Secure Your Oracle DB by breaking into!

Torino, Italy

Introduction

This document helps to increase the security of an Oracle Database with a particular approach: by breaking it! Other intresting informations on how to protect Your Oracle RDBMS are in Pratical Security in Oracle.

Secure Your Oracle RDBMS by breaking into!

There are several ways in which You can test the security of an Oracle Database. We have organised them by treath.

• Ask people their password. A lot of people will give it to You, if You find good excuses. A good excuse is the incredible: "We need Your password to check the database security!"

• Look for public accessible tables and views and select data from them. Poor data protection design is very common. Accesible table can be easly found with: select table_name from all_tables where owner <> user;
• A lot of people protect carefully the database but forget to protect backups. Look for backup copies with find / -name '*.dmp' -print then import it on an other system! The same can be performed with physical backups (it's a bit more complex but feasible: You have to recover the database then connect internal, change passwords ...).

• Try well-known passwords like SYS/CHANGE_ON_INSTALL SYSTEM/MANAGER and so on.
• Run a password guessing program. Use all the knowledge of the environment You have to guess users and passwords. I developed one of them which can be free downloaded.
• Sometimes the DBA passwords are well protected, but not the Oracle owner password on the operating system! If You can become "oracle" on Unix You can do whatever You want on the DB connecting as internal. Of course if You know the "root" password You can easly become "oracle" with su - oracle.

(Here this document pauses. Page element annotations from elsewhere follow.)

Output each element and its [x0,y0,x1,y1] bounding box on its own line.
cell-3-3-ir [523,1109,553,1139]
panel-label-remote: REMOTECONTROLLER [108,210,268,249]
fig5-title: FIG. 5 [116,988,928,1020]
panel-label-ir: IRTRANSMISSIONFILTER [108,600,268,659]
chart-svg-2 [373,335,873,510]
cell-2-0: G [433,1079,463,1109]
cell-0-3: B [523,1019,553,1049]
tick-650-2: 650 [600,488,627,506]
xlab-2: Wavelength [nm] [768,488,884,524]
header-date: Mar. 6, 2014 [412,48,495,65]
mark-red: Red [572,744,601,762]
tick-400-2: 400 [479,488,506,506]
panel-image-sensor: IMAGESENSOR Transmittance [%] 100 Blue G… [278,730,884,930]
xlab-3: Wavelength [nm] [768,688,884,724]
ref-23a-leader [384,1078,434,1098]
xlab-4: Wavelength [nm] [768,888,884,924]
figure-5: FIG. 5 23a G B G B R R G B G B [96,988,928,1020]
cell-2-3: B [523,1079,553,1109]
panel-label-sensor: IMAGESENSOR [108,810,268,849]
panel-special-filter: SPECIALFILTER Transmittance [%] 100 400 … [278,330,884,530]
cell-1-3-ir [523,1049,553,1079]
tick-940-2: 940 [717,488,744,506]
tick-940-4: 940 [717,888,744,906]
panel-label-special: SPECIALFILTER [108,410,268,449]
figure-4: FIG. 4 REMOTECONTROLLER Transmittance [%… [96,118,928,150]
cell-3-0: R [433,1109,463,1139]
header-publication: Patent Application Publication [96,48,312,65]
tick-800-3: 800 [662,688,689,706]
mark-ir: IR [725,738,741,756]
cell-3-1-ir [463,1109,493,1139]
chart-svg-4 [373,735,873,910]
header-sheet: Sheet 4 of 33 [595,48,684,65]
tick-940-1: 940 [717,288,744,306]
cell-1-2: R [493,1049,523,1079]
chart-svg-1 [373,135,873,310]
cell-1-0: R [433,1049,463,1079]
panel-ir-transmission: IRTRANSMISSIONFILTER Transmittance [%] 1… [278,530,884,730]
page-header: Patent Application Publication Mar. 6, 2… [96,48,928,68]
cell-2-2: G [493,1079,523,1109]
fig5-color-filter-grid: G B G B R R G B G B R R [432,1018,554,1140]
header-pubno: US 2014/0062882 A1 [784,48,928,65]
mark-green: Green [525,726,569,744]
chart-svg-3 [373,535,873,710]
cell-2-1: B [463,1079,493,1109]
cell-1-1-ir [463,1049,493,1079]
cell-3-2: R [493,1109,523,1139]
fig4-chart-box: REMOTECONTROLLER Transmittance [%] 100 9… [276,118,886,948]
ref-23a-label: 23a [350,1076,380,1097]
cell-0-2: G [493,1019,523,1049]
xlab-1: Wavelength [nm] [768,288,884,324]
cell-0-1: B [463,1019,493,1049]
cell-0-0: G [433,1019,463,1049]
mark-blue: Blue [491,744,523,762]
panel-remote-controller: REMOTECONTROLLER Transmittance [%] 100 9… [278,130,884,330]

• Connect as scott/tiger then perform a query like select count(*) from emp, emp, emp, emp, emp, emp, emp;
  This easy query select more than 1 million records!
  Similar results can be obtained with looping PL/SQL programs or "forgetting" a join condition between two large tables.
• Update very large tables without commiting in order to overextend rollback segments.
• Lock data on tables using update or lock statement
• Submit heavy sort operation in order to end up the space in the temporary tablespace
• Bombard the TCP-IP ports 1521, 1525 and 1526 with funny (?!) messages.
• If Oracle auditing is active try to end up the SYSTEM tablespace performing millions of audited actions.
• Create big tables till You end up all the tablespace free space.
• In some Oracle versions there are bugs that can halt the system: use them!
• Look for operating system security breaks. If You find any You can probably shutdown the RDBMS, the operating system, the SQL*Net listener, remove or overwrite Oracle files or directories, start recovery/restore procedures, create backdoors...

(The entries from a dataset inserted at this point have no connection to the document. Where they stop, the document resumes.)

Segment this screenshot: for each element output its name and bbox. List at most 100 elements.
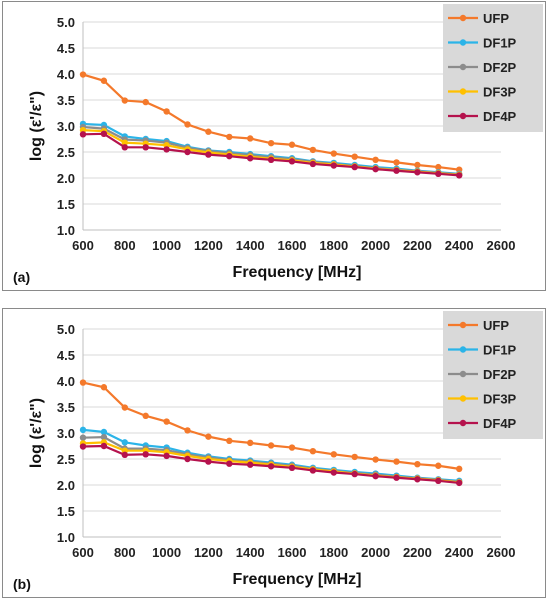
data-point-df4p (226, 460, 233, 467)
legend-label-df4p: DF4P (483, 109, 517, 124)
y-tick-label: 4.5 (57, 348, 75, 363)
y-tick-label: 3.5 (57, 400, 75, 415)
data-point-ufp (142, 98, 149, 106)
legend-swatch-marker (459, 14, 467, 22)
x-axis-title: Frequency [MHz] (233, 264, 362, 281)
chart-a: 1.0 1.5 2.0 2.5 3.0 3.5 4.0 4.5 5.0 600 800 1000 120… (13, 4, 543, 285)
data-point-df4p (372, 472, 379, 480)
legend-swatch-marker (459, 346, 467, 353)
data-point-ufp (372, 156, 379, 163)
y-tick-label: 4.0 (57, 374, 75, 389)
data-point-df1p (100, 428, 108, 436)
data-point-ufp (79, 71, 87, 78)
data-point-ufp (184, 121, 191, 128)
data-point-ufp (393, 159, 400, 166)
legend-swatch-marker (459, 63, 467, 71)
data-point-ufp (100, 384, 108, 391)
y-tick-label: 2.5 (57, 452, 75, 467)
x-tick-label: 2200 (403, 545, 432, 560)
series-line-df1p (82, 122, 460, 175)
data-point-ufp (351, 453, 358, 461)
x-tick-label: 1400 (236, 238, 265, 253)
data-point-df3p (121, 139, 128, 146)
data-point-ufp (393, 458, 400, 465)
data-point-df4p (288, 464, 296, 472)
legend-swatch-marker (459, 321, 467, 329)
legend-swatch-marker (459, 112, 467, 120)
data-point-df4p (100, 442, 108, 450)
y-tick-label: 2.5 (57, 145, 75, 160)
data-point-df4p (205, 458, 212, 465)
data-point-ufp (435, 462, 442, 469)
data-point-df4p (100, 130, 108, 137)
x-tick-label: 2200 (403, 238, 432, 253)
legend-label-df2p: DF2P (483, 60, 517, 75)
x-tick-label: 2000 (361, 238, 390, 253)
y-tick-label: 3.0 (57, 426, 75, 441)
data-point-df2p (79, 434, 87, 441)
data-point-ufp (288, 141, 296, 148)
y-tick-label: 5.0 (57, 15, 75, 30)
series-line-df2p (82, 125, 460, 176)
data-point-df4p (393, 167, 400, 174)
x-tick-label: 1600 (278, 238, 307, 253)
y-tick-label: 5.0 (57, 322, 75, 337)
data-point-df4p (288, 158, 296, 165)
data-point-ufp (372, 456, 379, 463)
data-point-df4p (456, 172, 463, 179)
data-point-ufp (247, 439, 254, 447)
y-tick-label: 2.0 (57, 478, 75, 493)
x-tick-label: 800 (114, 238, 136, 253)
data-point-ufp (414, 161, 421, 169)
data-point-ufp (79, 379, 87, 386)
data-point-df4p (205, 151, 212, 158)
data-point-df4p (267, 463, 275, 470)
data-point-ufp (226, 437, 233, 444)
y-tick-label: 4.5 (57, 41, 75, 56)
x-tick-label: 2000 (361, 545, 390, 560)
data-point-ufp (267, 442, 275, 449)
x-tick-label: 1400 (236, 545, 265, 560)
data-point-df4p (372, 165, 379, 173)
legend-label-ufp: UFP (483, 11, 509, 26)
data-point-df4p (247, 461, 254, 468)
legend-swatch-marker (459, 39, 467, 46)
data-point-df4p (330, 162, 337, 169)
x-tick-label: 1800 (319, 238, 348, 253)
legend-label-df3p: DF3P (483, 85, 517, 100)
data-point-ufp (184, 427, 191, 434)
data-point-df4p (142, 144, 149, 151)
legend-label-ufp: UFP (483, 318, 509, 333)
data-point-df4p (309, 467, 317, 474)
data-point-ufp (435, 163, 442, 171)
y-tick-label: 3.0 (57, 119, 75, 134)
legend-label-df4p: DF4P (483, 416, 517, 431)
data-point-df4p (184, 455, 191, 463)
y-tick-label: 1.0 (57, 223, 75, 238)
data-point-df4p (267, 156, 275, 163)
data-point-ufp (142, 412, 149, 420)
data-point-df1p (121, 439, 128, 446)
legend-swatch-marker (459, 88, 467, 95)
x-tick-label: 800 (114, 545, 136, 560)
data-point-ufp (247, 135, 254, 142)
legend-label-df1p: DF1P (483, 343, 517, 358)
x-tick-label: 1000 (152, 238, 181, 253)
x-tick-label: 1000 (152, 545, 181, 560)
data-point-ufp (309, 448, 317, 455)
data-point-ufp (267, 139, 275, 147)
y-axis-title: log (ε'/ε") (28, 91, 45, 161)
panel-label: (a) (13, 269, 30, 285)
chart-panel-a: 1.0 1.5 2.0 2.5 3.0 3.5 4.0 4.5 5.0 600 800 1000 120… (2, 1, 546, 291)
data-point-ufp (309, 146, 317, 154)
legend-label-df3p: DF3P (483, 392, 517, 407)
x-tick-label: 1200 (194, 545, 223, 560)
data-point-df4p (456, 479, 463, 487)
chart-b: 1.0 1.5 2.0 2.5 3.0 3.5 4.0 4.5 5.0 600 800 1000 120… (13, 311, 543, 592)
data-point-df4p (163, 452, 170, 460)
data-point-ufp (456, 465, 463, 473)
legend-swatch-marker (459, 370, 467, 378)
data-point-df4p (226, 152, 233, 160)
x-tick-label: 1200 (194, 238, 223, 253)
x-tick-label: 600 (72, 545, 94, 560)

• Once You break a System You can implement a backdoor. Create a new user choosing a username that seems (or is) an Oracle Tool user. Assign it DBA or near DBA privileges.

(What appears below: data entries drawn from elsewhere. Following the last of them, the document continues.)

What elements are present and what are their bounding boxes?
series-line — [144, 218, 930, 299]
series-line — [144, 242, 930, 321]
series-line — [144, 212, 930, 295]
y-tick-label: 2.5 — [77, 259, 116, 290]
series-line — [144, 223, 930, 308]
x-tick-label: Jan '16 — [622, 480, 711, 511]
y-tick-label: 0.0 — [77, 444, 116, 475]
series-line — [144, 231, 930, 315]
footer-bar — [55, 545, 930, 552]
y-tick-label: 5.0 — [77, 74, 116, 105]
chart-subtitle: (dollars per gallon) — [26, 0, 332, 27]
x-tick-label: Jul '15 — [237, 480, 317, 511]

• Sniff the network looking for data and unencrypted passwords.
• Use the same IP address and instances names of an existing but offline server and sniff the network. If clients are not well configured You will see unencripted passwords.

• Read usernames and passwords used with Your application and store them into a file or, easier, into a table.

• Hide Yourself: when You perform attacks use other users passwords, systems and addresses.

Conclusion

Database security is very important. The Oracle RDBMS offers several security features but they are often underused.

In this paper we presented several security threats. Use this suggestions to increase Yours' Oracle RDBMS security. Do not use them to break the security of other one's Databases.

This paper presented a lot of tests You can perform on Your DB to check system security. For a full explanation on how to protect Your Oracle RDBMS have a look at Pratical Security in Oracle.